Le ministre des Affaires étrangères, Laurent Fabius, a durement critiqué la décision d'Air France de dérouter un avion à destination de Beyrouth vers Damas. La compagnie aérienne affirme qu'elle n'avait pas d'autre choix.
Une "énorme bêtise". C’est en ces termes que Laurent Fabius a critiqué samedi 18 août la décision prise par Air France de dérouter vers Damas un vol à destination de Beyrouth, en raison d’une situation jugée préoccupante dans la capitale libanaise. Le chef de la diplomatie française ne décolère pas et a réitéré ses critiques sur les ondes de RTL ce lundi. "C'était extrêmement dangereux [...]. Les décisions dans ces circonstances sont compliquées à prendre mais en plein conflit, se poser à Damas, vous conviendrez avec moi que ce n'était pas la décision la plus pertinente, et je suis diplomate", s’est ainsi indigné le ministre.
Mercredi 15 août, Air France a décidé de ne pas faire atterrir son vol à destination de Beyrouth pour des raisons de sécurité. Ce jour-là, en effet, le clan des Mokdad revendiquait l’enlèvement au Liban d’une quarantaine de Syriens en représailles au rapt de l’un des leurs en Syrie par les rebelles syriens. Les routes d’accès à l’aéroport de Beyrouth étaient coupées dans la soirée en raison de manifestation de membres de cette famille chiite. Une route réputée dangereuse lorsque des tensions agitent le pays, des milliers d'enlèvements y ont notamment eu lieu pendant la guerre civile (1975-1990).
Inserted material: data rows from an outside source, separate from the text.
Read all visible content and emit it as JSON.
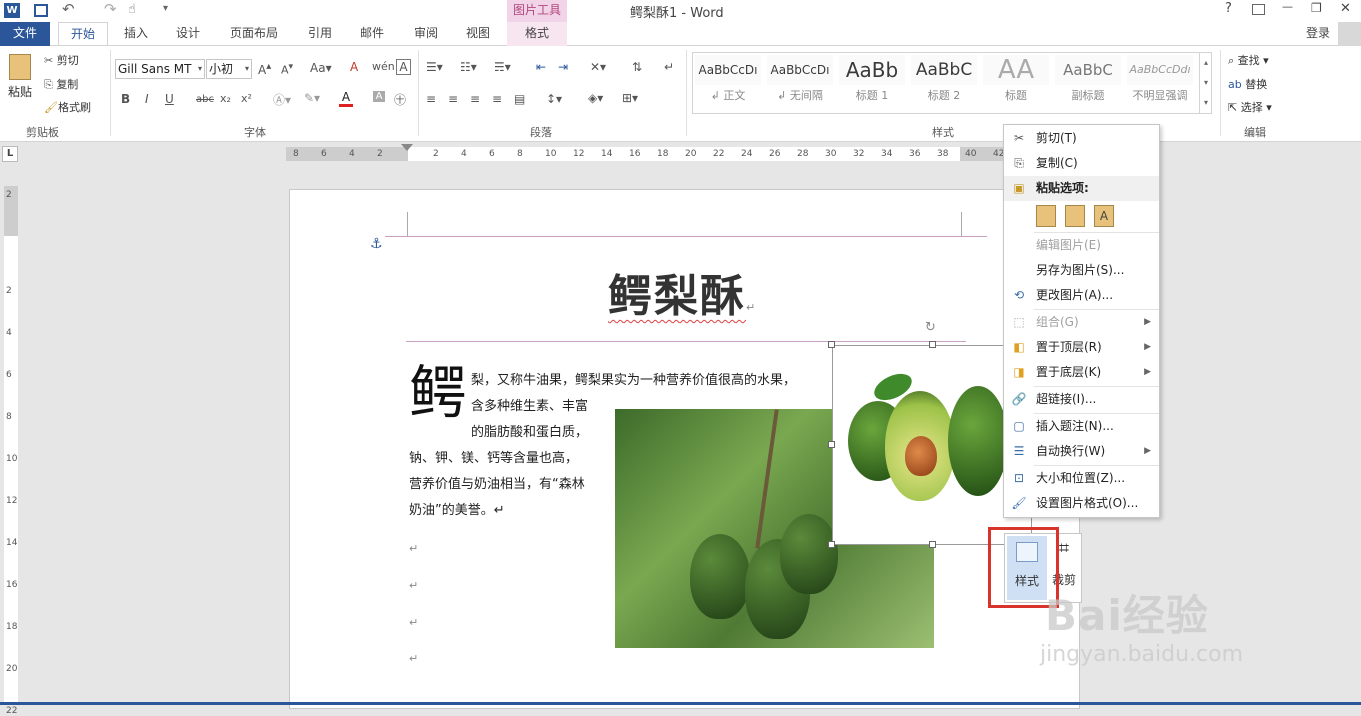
{
  "titlebar": {
    "doc_title": "鳄梨酥1 - Word",
    "picture_tools": "图片工具",
    "help": "?",
    "minimize": "—",
    "restore": "❐",
    "close": "✕",
    "quick": {
      "undo": "↶",
      "redo": "↷"
    }
  },
  "tabs": {
    "file": "文件",
    "home": "开始",
    "insert": "插入",
    "design": "设计",
    "layout": "页面布局",
    "references": "引用",
    "mailings": "邮件",
    "review": "审阅",
    "view": "视图",
    "format": "格式",
    "login": "登录"
  },
  "clipboard": {
    "paste": "粘贴",
    "cut": "剪切",
    "copy": "复制",
    "painter": "格式刷",
    "group": "剪贴板"
  },
  "font": {
    "name": "Gill Sans MT",
    "size": "小初",
    "group": "字体",
    "bold": "B",
    "italic": "I",
    "underline": "U",
    "strike": "abc",
    "sub": "x₂",
    "sup": "x²"
  },
  "paragraph": {
    "group": "段落"
  },
  "styles": {
    "group": "样式",
    "items": [
      {
        "preview": "AaBbCcDı",
        "label": "↲ 正文"
      },
      {
        "preview": "AaBbCcDı",
        "label": "↲ 无间隔"
      },
      {
        "preview": "AaBb",
        "label": "标题 1"
      },
      {
        "preview": "AaBbC",
        "label": "标题 2"
      },
      {
        "preview": "AA",
        "label": "标题"
      },
      {
        "preview": "AaBbC",
        "label": "副标题"
      },
      {
        "preview": "AaBbCcDdı",
        "label": "不明显强调"
      }
    ]
  },
  "editing": {
    "find": "查找",
    "replace": "替换",
    "select": "选择",
    "group": "编辑"
  },
  "ruler": {
    "ticks": [
      "8",
      "6",
      "4",
      "2",
      "2",
      "4",
      "6",
      "8",
      "10",
      "12",
      "14",
      "16",
      "18",
      "20",
      "22",
      "24",
      "26",
      "28",
      "30",
      "32",
      "34",
      "36",
      "38",
      "40",
      "42"
    ],
    "v_ticks": [
      "2",
      "2",
      "4",
      "6",
      "8",
      "10",
      "12",
      "14",
      "16",
      "18",
      "20",
      "22"
    ]
  },
  "document": {
    "title": "鳄梨酥",
    "dropcap": "鳄",
    "lines": [
      "梨，又称牛油果，鳄梨果实为一种营养价值很高的水果，",
      "含多种维生素、丰富",
      "的脂肪酸和蛋白质，",
      "钠、钾、镁、钙等含量也高，",
      "营养价值与奶油相当，有“森林",
      "奶油”的美誉。↵"
    ],
    "para_mark": "↵"
  },
  "context_menu": {
    "cut": "剪切(T)",
    "copy": "复制(C)",
    "paste_options": "粘贴选项:",
    "edit_picture": "编辑图片(E)",
    "save_as": "另存为图片(S)...",
    "change": "更改图片(A)...",
    "group": "组合(G)",
    "bring_front": "置于顶层(R)",
    "send_back": "置于底层(K)",
    "hyperlink": "超链接(I)...",
    "caption": "插入题注(N)...",
    "wrap": "自动换行(W)",
    "size_pos": "大小和位置(Z)...",
    "format": "设置图片格式(O)..."
  },
  "mini_toolbar": {
    "style": "样式",
    "crop": "裁剪"
  },
  "watermark": {
    "brand": "Bai经验",
    "url": "jingyan.baidu.com"
  },
  "colors": {
    "file_tab": "#2b579a",
    "picture_tools": "#f2d4e8",
    "accent": "#2b579a",
    "highlight_box": "#d9342b"
  }
}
Damas plus sûre que Beyrouth ?
La situation à Beyrouth est alors jugée trop dangereuse par Air France qui, après une heure environ à tourner au-dessus de la capitale libanaise et quelques tergiversations, fera atterrir l’avion à Damas. Mais l’itinéraire bis a de quoi surprendre. L’aéroport de Damas qui n’accueille plus de vol Air France depuis de longs mois est jugé plus sûr pour atterrir, malgré la situation de quasi guerre civile que connaît la Syrie.
De quoi s’étonner pour Laurent Fabius qui a exigé de la compagnie, dont l’Etat français est le principal actionnaire, des "compléments d’informations" sur ce vol.
Joint par FRANCE 24, Cédric Leurquin, l’un des porte-parole d’Air France, explique en premier lieu que la décision du déroutage de l’avion n’a pas été prise du seul fait du commandant de bord. "C’est une décision grave, rare et que l’on ne prend qu’en cas de force majeure. Le commandant de bord et la direction d’Air France ont décidé de dérouter le vol notamment sur les indications de la Direction de la sûreté d’Air France et également des équipes d’Air France présentes au Liban", justifie-t-il.
Le Quai d’Orsay en contact avec Air France tout au long du déroutement
Aucune autre compagnie aérienne n’a eu les mêmes inquiétudes et n’a choisit d’agir de la sorte. Cédric Leurquin reconnaît que le choix d’Air France, isolé, "peut paraître surprenant". Mais "le Liban est un pays où la situation peut changer très rapidement. En l’espace de deux ou trois minutes, un aéroport qui était sécurisant pour atterrir peut devenir dangereux", avance-t-il.
Le porte-parole d’Air France insiste surtout sur le fait que Damas n’était pas la première destination du vol dérouté. Il a demandé à se poser d’urgence à Amman en Jordanie, mais la route aérienne lui a été refusée. "La route vers Amman étant indisponible et compte tenu du peu de carburant qu’il lui restait, Damas était la seule solution qui restait au commandait de bord", affirme Cédric Leurquin.
Face aux critiques de la diplomatie française, il tient à rappeler que "la cellule de crise du Quai d’Orsay était en contact avec Air France tout au long du déroutement, et que l’ambassadeur de France au Liban était fortuitement présent dans l’appareil et a pu s’entretenir avec le commandant de bord". Joint par FRANCE 24, le porte-parole du Quai d’Orsay n’a pas souhaité donner plus d’informations que les déclarations faites par Laurent Fabius.
Périple de 20 heures
Laurent Fabius reproche par ailleurs à Air France d’avoir mis en danger les passagers du vol, au nombre desquels figuraient des personnalités libanaises hostiles au régime de Bachar al-Assad. "Imaginez un instant que les autorités syriennes aient fouillé l'avion et vérifié les identités", s’est ainsi indigné le ministre. La liste de ces personnes n’a pas été rendue publique.
L’avion restera 2h20 sur le tarmac de l’aéroport de Damas, temps nécessaire au ravitaillement en kérosène de l’appareil. Selon les témoignages de passagers rapportés dans la presse et notamment par le quotidien libanais "L’Orient-le-jour", l’équipage a demandé aux voyageurs de ne pas prendre de photos, d’éteindre les lumières et de bien maintenir les cache-hublots fermés.
Après, l’escale damascène, la situation à Beyrouth "ne permettait toujours pas de s’y diriger", selon le porte-parole d’Air France. C’est donc à l’aéroport chypriote de Larnaca que l’avion a fini par atterir. Les 174 passagers rejoindront finalement la capitale libanaise le lendemain, après un périple de plus de 20 heures.